Vladimir Putin: I’ll protect Russia against Western liberalism like cancel culture and transgender rights

Putin rails against cancel culture and transgender rights as he promises to protect Russia from Western liberalism - Dmitry Feoktistov /TASS
Putin rails against cancel culture and transgender rights as he promises to protect Russia from Western liberalism - Dmitry Feoktistov /TASS

Vladimir Putin said the anti-racism agenda in the West was dividing society as he compared cancel culture warriors in liberal democracies to the Bolsheviks of Russia’s 1917 Revolution.

“The incessant emphasis on race pushes people further apart whereas the true fighters for civic rights tried to eliminate those differences," the Russian president said.

In a speech at the Valdai Discussion club in the Black Sea resort of Sochi, he lashed also lashed out transgender rights, accusing the West of being “monstrous” to children.

Mr Putin went as far as to compare Western activists pushing for a progressive agenda to Bolsheviks of Russia’s 1917 Revolution “who were also utterly intolerant of opinions different from their own.”

He accused progressives of distorting people’s biological traits with transgender rights. The Russian president regularly rails against Western ideologies and presents himself as a defender of "traditional" values.

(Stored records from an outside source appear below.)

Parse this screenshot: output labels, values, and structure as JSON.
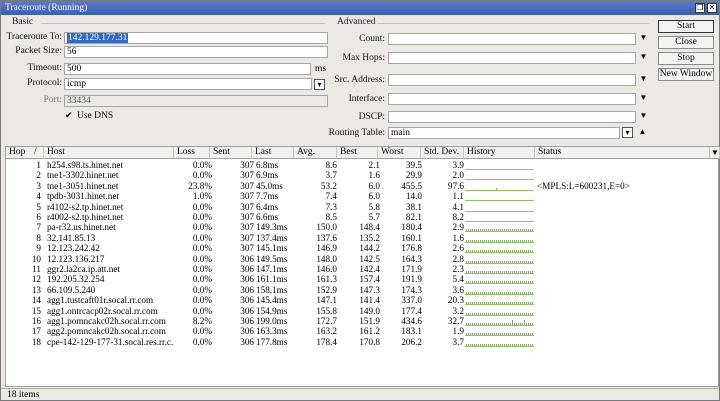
{
  "window": {
    "title": "Traceroute (Running)",
    "restore_label": "❐",
    "close_label": "✕"
  },
  "basic": {
    "label": "Basic",
    "traceroute_to_label": "Traceroute To:",
    "traceroute_to": "142.129.177.31",
    "packet_size_label": "Packet Size:",
    "packet_size": "56",
    "timeout_label": "Timeout:",
    "timeout": "500",
    "timeout_unit": "ms",
    "protocol_label": "Protocol:",
    "protocol": "icmp",
    "port_label": "Port:",
    "port": "33434",
    "use_dns_label": "Use DNS",
    "use_dns_checked": "✔"
  },
  "advanced": {
    "label": "Advanced",
    "count_label": "Count:",
    "count": "",
    "max_hops_label": "Max Hops:",
    "max_hops": "",
    "src_address_label": "Src. Address:",
    "src_address": "",
    "interface_label": "Interface:",
    "interface": "",
    "dscp_label": "DSCP:",
    "dscp": "",
    "routing_table_label": "Routing Table:",
    "routing_table": "main"
  },
  "buttons": {
    "start": "Start",
    "close": "Close",
    "stop": "Stop",
    "new_window": "New Window"
  },
  "table": {
    "columns": {
      "hop": "Hop",
      "sort": "/",
      "host": "Host",
      "loss": "Loss",
      "sent": "Sent",
      "last": "Last",
      "avg": "Avg.",
      "best": "Best",
      "worst": "Worst",
      "stddev": "Std. Dev.",
      "history": "History",
      "status": "Status"
    },
    "rows": [
      {
        "hop": "1",
        "host": "h254.s98.ts.hinet.net",
        "loss": "0.0%",
        "sent": "307",
        "last": "6.8ms",
        "avg": "8.6",
        "best": "2.1",
        "worst": "39.5",
        "stddev": "3.9",
        "status": "",
        "hist": [
          0
        ]
      },
      {
        "hop": "2",
        "host": "tne1-3302.hinet.net",
        "loss": "0.0%",
        "sent": "307",
        "last": "6.9ms",
        "avg": "3.7",
        "best": "1.6",
        "worst": "29.9",
        "stddev": "2.0",
        "status": "",
        "hist": [
          0
        ]
      },
      {
        "hop": "3",
        "host": "tne1-3051.hinet.net",
        "loss": "23.8%",
        "sent": "307",
        "last": "45.0ms",
        "avg": "53.2",
        "best": "6.0",
        "worst": "455.5",
        "stddev": "97.6",
        "status": "<MPLS:L=600231,E=0>",
        "hist": [
          0.15
        ]
      },
      {
        "hop": "4",
        "host": "tpdb-3031.hinet.net",
        "loss": "1.0%",
        "sent": "307",
        "last": "7.7ms",
        "avg": "7.4",
        "best": "6.0",
        "worst": "14.0",
        "stddev": "1.1",
        "status": "",
        "hist": [
          0
        ]
      },
      {
        "hop": "5",
        "host": "r4102-s2.tp.hinet.net",
        "loss": "0.0%",
        "sent": "307",
        "last": "6.4ms",
        "avg": "7.3",
        "best": "5.8",
        "worst": "38.1",
        "stddev": "4.1",
        "status": "",
        "hist": [
          0
        ]
      },
      {
        "hop": "6",
        "host": "r4002-s2.tp.hinet.net",
        "loss": "0.0%",
        "sent": "307",
        "last": "6.6ms",
        "avg": "8.5",
        "best": "5.7",
        "worst": "82.1",
        "stddev": "8.2",
        "status": "",
        "hist": [
          0
        ]
      },
      {
        "hop": "7",
        "host": "pa-r32.us.hinet.net",
        "loss": "0.0%",
        "sent": "307",
        "last": "149.3ms",
        "avg": "150.0",
        "best": "148.4",
        "worst": "180.4",
        "stddev": "2.9",
        "status": "",
        "hist": [
          0.35
        ]
      },
      {
        "hop": "8",
        "host": "32.141.85.13",
        "loss": "0.0%",
        "sent": "307",
        "last": "137.4ms",
        "avg": "137.6",
        "best": "135.2",
        "worst": "160.1",
        "stddev": "1.6",
        "status": "",
        "hist": [
          0.3
        ]
      },
      {
        "hop": "9",
        "host": "12.123.242.42",
        "loss": "0.0%",
        "sent": "307",
        "last": "145.1ms",
        "avg": "146.9",
        "best": "144.2",
        "worst": "176.8",
        "stddev": "2.6",
        "status": "",
        "hist": [
          0.33
        ]
      },
      {
        "hop": "10",
        "host": "12.123.136.217",
        "loss": "0.0%",
        "sent": "306",
        "last": "149.5ms",
        "avg": "148.0",
        "best": "142.5",
        "worst": "164.3",
        "stddev": "2.8",
        "status": "",
        "hist": [
          0.34
        ]
      },
      {
        "hop": "11",
        "host": "ggr2.la2ca.ip.att.net",
        "loss": "0.0%",
        "sent": "306",
        "last": "147.1ms",
        "avg": "146.0",
        "best": "142.4",
        "worst": "171.9",
        "stddev": "2.3",
        "status": "",
        "hist": [
          0.33
        ]
      },
      {
        "hop": "12",
        "host": "192.205.32.254",
        "loss": "0.0%",
        "sent": "306",
        "last": "161.1ms",
        "avg": "161.3",
        "best": "157.4",
        "worst": "191.9",
        "stddev": "5.4",
        "status": "",
        "hist": [
          0.36
        ]
      },
      {
        "hop": "13",
        "host": "66.109.5.240",
        "loss": "0.0%",
        "sent": "306",
        "last": "158.1ms",
        "avg": "152.9",
        "best": "147.3",
        "worst": "174.3",
        "stddev": "3.6",
        "status": "",
        "hist": [
          0.35
        ]
      },
      {
        "hop": "14",
        "host": "agg1.tustcaft01r.socal.rr.com",
        "loss": "0.0%",
        "sent": "306",
        "last": "145.4ms",
        "avg": "147.1",
        "best": "141.4",
        "worst": "337.0",
        "stddev": "20.3",
        "status": "",
        "hist": [
          0.34
        ]
      },
      {
        "hop": "15",
        "host": "agg1.ontrcacp02r.socal.rr.com",
        "loss": "0.0%",
        "sent": "306",
        "last": "154.9ms",
        "avg": "155.8",
        "best": "149.0",
        "worst": "177.4",
        "stddev": "3.2",
        "status": "",
        "hist": [
          0.36
        ]
      },
      {
        "hop": "16",
        "host": "agg1.pomncakc02h.socal.rr.com",
        "loss": "8.2%",
        "sent": "306",
        "last": "199.0ms",
        "avg": "172.7",
        "best": "151.9",
        "worst": "434.6",
        "stddev": "32.7",
        "status": "",
        "hist": [
          0.4
        ]
      },
      {
        "hop": "17",
        "host": "agg2.pomncakc02h.socal.rr.com",
        "loss": "0.0%",
        "sent": "306",
        "last": "163.3ms",
        "avg": "163.2",
        "best": "161.2",
        "worst": "183.1",
        "stddev": "1.9",
        "status": "",
        "hist": [
          0.37
        ]
      },
      {
        "hop": "18",
        "host": "cpe-142-129-177-31.socal.res.rr.c...",
        "loss": "0.0%",
        "sent": "306",
        "last": "177.8ms",
        "avg": "178.4",
        "best": "170.8",
        "worst": "206.2",
        "stddev": "3.7",
        "status": "",
        "hist": [
          0.4
        ]
      }
    ]
  },
  "status_bar": {
    "items_count": "18 items"
  },
  "colors": {
    "accent": "#316ac5",
    "title": "#3d5fb0",
    "history": "#7fb35a"
  }
}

“People who dare to say men and women still exist as a biological fact are almost ostracised,” he said.

“Not to mention the simply monstrous fact that children today are taught from a young age that a boy can easily become a girl and the other way round.”

LGBT rights in Russia has been in jeopardy for nearly a decade since Russia adopted a Bill banning “gay propaganda” among minors, which has been used an excuse to persecute LGBT activists.

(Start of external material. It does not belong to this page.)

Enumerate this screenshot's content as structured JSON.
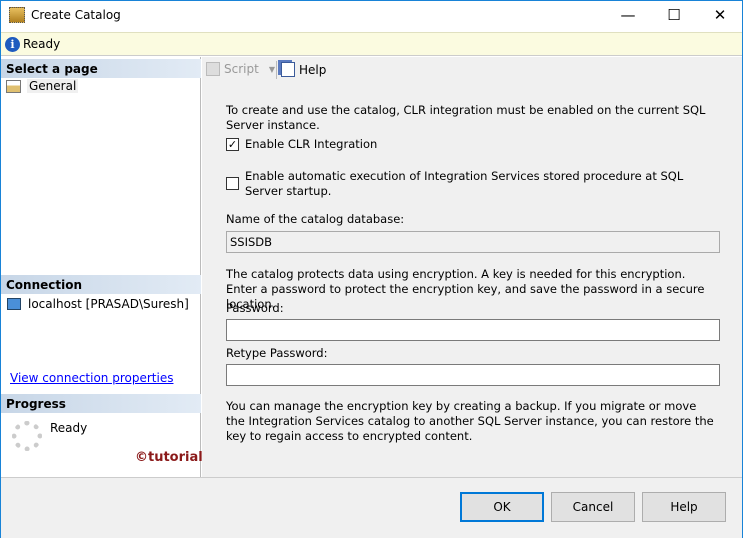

He said: “Fighting racism is a necessary and noble thing but the new cancel culture turns it into reverse descrimination, reverse racism."

'Sputnik tourism'

Mr Putin has also made a claim that Europeans travel to Russia to get the Sputnik V vaccine because it's safer than the vaccines available in the West.

"I have heard it many times: citizens of European nations come here to get vaccinated with Sputnik and then buy a certificate to show they have had a Pfizer jab," he said.

"Seriously. I've been told by doctors from European countries. They think Sputnik is safer and more reliable."

Russia's Sputnik V has proven to be 92 per cent effective against the disease but it has not yet been approved by the World Health Organisation or the European Union.

There have been multiple reports, some of which led to criminal proceedings, that Russian officials and doctors have been caught forging vaccination certificates in Russia for those who did not want to take the homegrown vaccine.